Member of the Kansas Senate from the 3rd district
- In office 1969–1992
- Succeeded by: Carolyn Tillotson

Member of the Kansas Senate from the 7th district
- In office 1965–1968

Member of the Kansas House of Representatives from the 4th district
- In office 1964–1964
- Preceded by: Robert Behee

Personal details
- Born: March 24, 1937 (age 89) Leavenworth, Kansas
- Party: Republican
- Education: University of Kansas (B.S. in political science)

= Edward F. Reilly Jr. =

American politician

Edward F. Reilly Jr. (born March 24, 1937) is an American former politician from the state of Kansas. He served in the Kansas state legislature for 29 years, and was a leader in policy on prisons and corrections.

Reilly was born in Leavenworth, Kansas, the same city he would go on to represent in the Kansas Senate. He attended the University of Kansas and received a bachelor's degree in political science, graduating in 1961; after graduation, he joined his family's business and spent his professional career in banking, real estate and insurance.

Reilly originally joined the state legislature when he was appointed to the Kansas House of Representatives in 1964, to fill a seat left vacant by the resignation of Robert Behee. He spent less than a year in the Kansas House, successfully running for the Kansas State Senate in the 1964 elections. He served for one term in the 7th district before switching to the 3rd district in the 1968 elections, where he served until his retirement from the Senate in 1992.

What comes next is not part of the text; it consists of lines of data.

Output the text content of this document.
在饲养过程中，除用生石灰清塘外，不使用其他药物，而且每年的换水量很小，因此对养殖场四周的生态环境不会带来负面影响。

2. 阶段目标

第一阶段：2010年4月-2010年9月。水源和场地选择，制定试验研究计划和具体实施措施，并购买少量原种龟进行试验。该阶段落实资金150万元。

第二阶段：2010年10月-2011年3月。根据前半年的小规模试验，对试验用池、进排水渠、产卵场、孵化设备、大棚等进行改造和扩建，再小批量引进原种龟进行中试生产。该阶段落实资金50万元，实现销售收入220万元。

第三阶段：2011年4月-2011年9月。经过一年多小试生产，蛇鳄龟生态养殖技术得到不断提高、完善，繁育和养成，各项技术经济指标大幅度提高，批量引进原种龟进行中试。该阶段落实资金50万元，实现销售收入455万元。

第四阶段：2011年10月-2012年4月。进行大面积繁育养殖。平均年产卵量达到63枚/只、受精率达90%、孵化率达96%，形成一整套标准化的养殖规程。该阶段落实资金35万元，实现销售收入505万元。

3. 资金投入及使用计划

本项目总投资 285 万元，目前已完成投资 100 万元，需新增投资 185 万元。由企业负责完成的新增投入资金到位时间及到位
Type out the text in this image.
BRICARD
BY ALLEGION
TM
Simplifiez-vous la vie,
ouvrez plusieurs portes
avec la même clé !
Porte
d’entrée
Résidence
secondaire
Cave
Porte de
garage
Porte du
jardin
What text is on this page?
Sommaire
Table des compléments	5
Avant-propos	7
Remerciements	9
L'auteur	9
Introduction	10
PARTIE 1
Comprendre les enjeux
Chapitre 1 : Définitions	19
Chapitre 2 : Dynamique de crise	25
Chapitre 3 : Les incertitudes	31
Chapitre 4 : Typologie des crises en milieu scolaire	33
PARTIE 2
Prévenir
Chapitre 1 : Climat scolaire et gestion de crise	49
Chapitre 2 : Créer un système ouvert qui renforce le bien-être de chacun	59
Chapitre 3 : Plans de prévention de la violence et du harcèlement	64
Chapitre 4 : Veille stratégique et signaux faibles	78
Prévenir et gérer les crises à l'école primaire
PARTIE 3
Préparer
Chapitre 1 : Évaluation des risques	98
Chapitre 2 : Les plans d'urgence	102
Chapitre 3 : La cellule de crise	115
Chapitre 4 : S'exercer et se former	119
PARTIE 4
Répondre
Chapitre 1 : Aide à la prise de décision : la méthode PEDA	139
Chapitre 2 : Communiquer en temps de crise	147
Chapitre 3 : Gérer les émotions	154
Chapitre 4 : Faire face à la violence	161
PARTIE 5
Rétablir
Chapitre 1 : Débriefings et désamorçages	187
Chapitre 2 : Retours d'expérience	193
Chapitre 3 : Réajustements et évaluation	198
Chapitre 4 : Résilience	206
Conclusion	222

During his time in the legislature, Reilly chaired the Committee on Federal and State Affairs, which often dealt with issues involving corrections and the penal system. After his retirement from the Kansas Senate, Reilly was appointed to the United States Parole Commission, serving as chairman from August 1992 to February 1997 and again in 2001.

Reilly also took an interest in U.S. relations with Ireland and the Northern Ireland conflict. In 1982, Bob Dole unsuccessfully submitted Reilly for the role of U.S. ambassador to Ireland. He visited Ireland several times, and in February 2020 was appointed as a U.S. Observer to the International Fund for Ireland by the Trump administration.